Stores were different in those days. Cookies and crackers came loose in large cardboard boxes that sometimes sat on the counter but usually were on the floor with a cardboard lid. You picked out as many cookies or crackers as you wanted and put them in a paper sack and handed it to Bill or Lillian (the store owners) to pay for.

When the cookies got web-worms in them, Mr. Boyer would tell me to have my mother come down and pick them up. Mother carried the box of wormy cookies home to feed to our chickens. The cookies would be covered with worms and webs. We were poor and ate what we were able to grow, and mom never had money to buy cookies. So we would set there and look in the box at the webs and turn the cookies over to see if any worm was on the bottom. Sometimes you had to look at several to find a "clean" one and when we did it went straight into our mouths and we ate them. The chickens liked the worms as much as the cookies and they got most of the wormy ones.

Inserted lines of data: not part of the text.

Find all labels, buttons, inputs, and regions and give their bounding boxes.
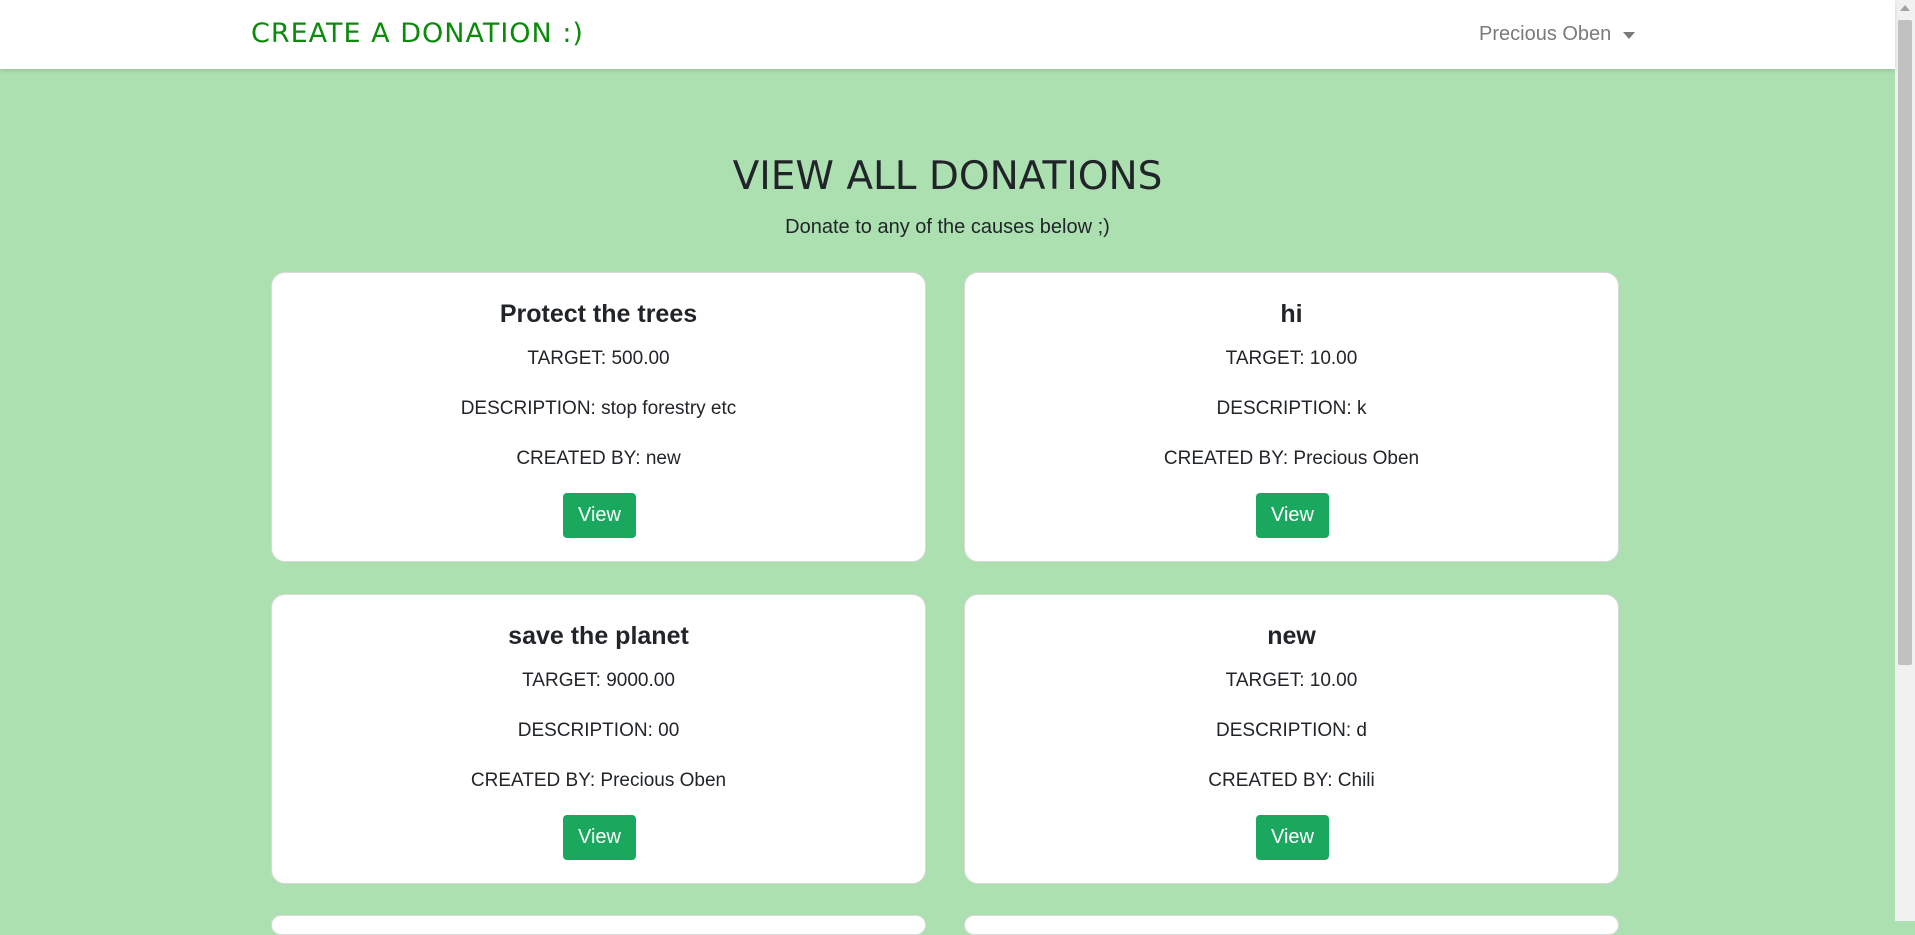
scrollbar-thumb[interactable] [1898, 20, 1912, 665]
donation-description: DESCRIPTION: d [1216, 720, 1367, 741]
brand-link[interactable]: CREATE A DONATION :) [251, 18, 584, 49]
donation-created-by: CREATED BY: new [516, 448, 681, 469]
donation-created-by: CREATED BY: Precious Oben [470, 770, 727, 791]
donation-target: TARGET: 500.00 [527, 348, 670, 369]
donation-title: save the planet [508, 622, 689, 650]
donation-title: new [1267, 622, 1316, 650]
donation-description: DESCRIPTION: k [1216, 398, 1367, 419]
donation-card: new TARGET: 10.00 DESCRIPTION: d CREATED… [964, 594, 1619, 884]
donation-created-by: CREATED BY: Precious Oben [1163, 448, 1420, 469]
page-subtitle: Donate to any of the causes below ;) [785, 216, 1110, 238]
donation-card: save the planet TARGET: 9000.00 DESCRIPT… [271, 594, 926, 884]
caret-down-icon [1623, 32, 1636, 39]
view-button[interactable]: View [563, 815, 636, 860]
user-name: Precious Oben [1479, 23, 1612, 45]
donation-target: TARGET: 9000.00 [522, 670, 675, 691]
donation-target: TARGET: 10.00 [1225, 348, 1358, 369]
page-title: VIEW ALL DONATIONS [732, 154, 1163, 199]
navbar: CREATE A DONATION :) Precious Oben [0, 0, 1895, 69]
donation-card: hi TARGET: 10.00 DESCRIPTION: k CREATED … [964, 272, 1619, 562]
view-button[interactable]: View [1256, 815, 1329, 860]
donation-title: Protect the trees [499, 300, 698, 328]
donation-description: DESCRIPTION: stop forestry etc [460, 398, 737, 419]
scroll-up-arrow-icon[interactable] [1900, 5, 1910, 11]
donation-created-by: CREATED BY: Chili [1208, 770, 1375, 791]
view-button[interactable]: View [1256, 493, 1329, 538]
user-dropdown[interactable]: Precious Oben [1479, 23, 1636, 46]
view-button[interactable]: View [563, 493, 636, 538]
donation-card: Protect the trees TARGET: 500.00 DESCRIP… [271, 272, 926, 562]
donation-target: TARGET: 10.00 [1225, 670, 1358, 691]
donation-title: hi [1280, 300, 1303, 328]
donation-card-partial [964, 915, 1619, 935]
donation-description: DESCRIPTION: 00 [517, 720, 680, 741]
donation-card-partial [271, 915, 926, 935]
scrollbar[interactable] [1895, 0, 1915, 921]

You never "shopped" you just went to the store and bought what you needed. It was done this way: You walked in the store and you stood in front of the counter. Either Bill or his wife, Lillian, would come up and ask what you needed. You could hand them a list or tell them what you wanted. They would walk around the store and pick out the items and set them on the counter in front of you so you could see what they picked. If all the items were there then they would write it all down on a sales slip and tell you how much it cost.

You could either pay them in cash or tell them to "put it on the bill." If you had good credit with them they’d take the slip they just wrote out and put it in a file box with the rest of your bills. You were expected to pay it off on pay day or "pay something on it" when you could. Otherwise you might be "cut off" and get no more credit.

For those like my mother, who had no real cash income, both stores would take eggs in trade. Or they would take work in trade. Sometimes when the chickens were not laying eggs, mother would clean wallpaper for food. In good times, and we had eggs, and she sent me to the store with a note and a dozen, freshly washed eggs, to trade for the things she needed.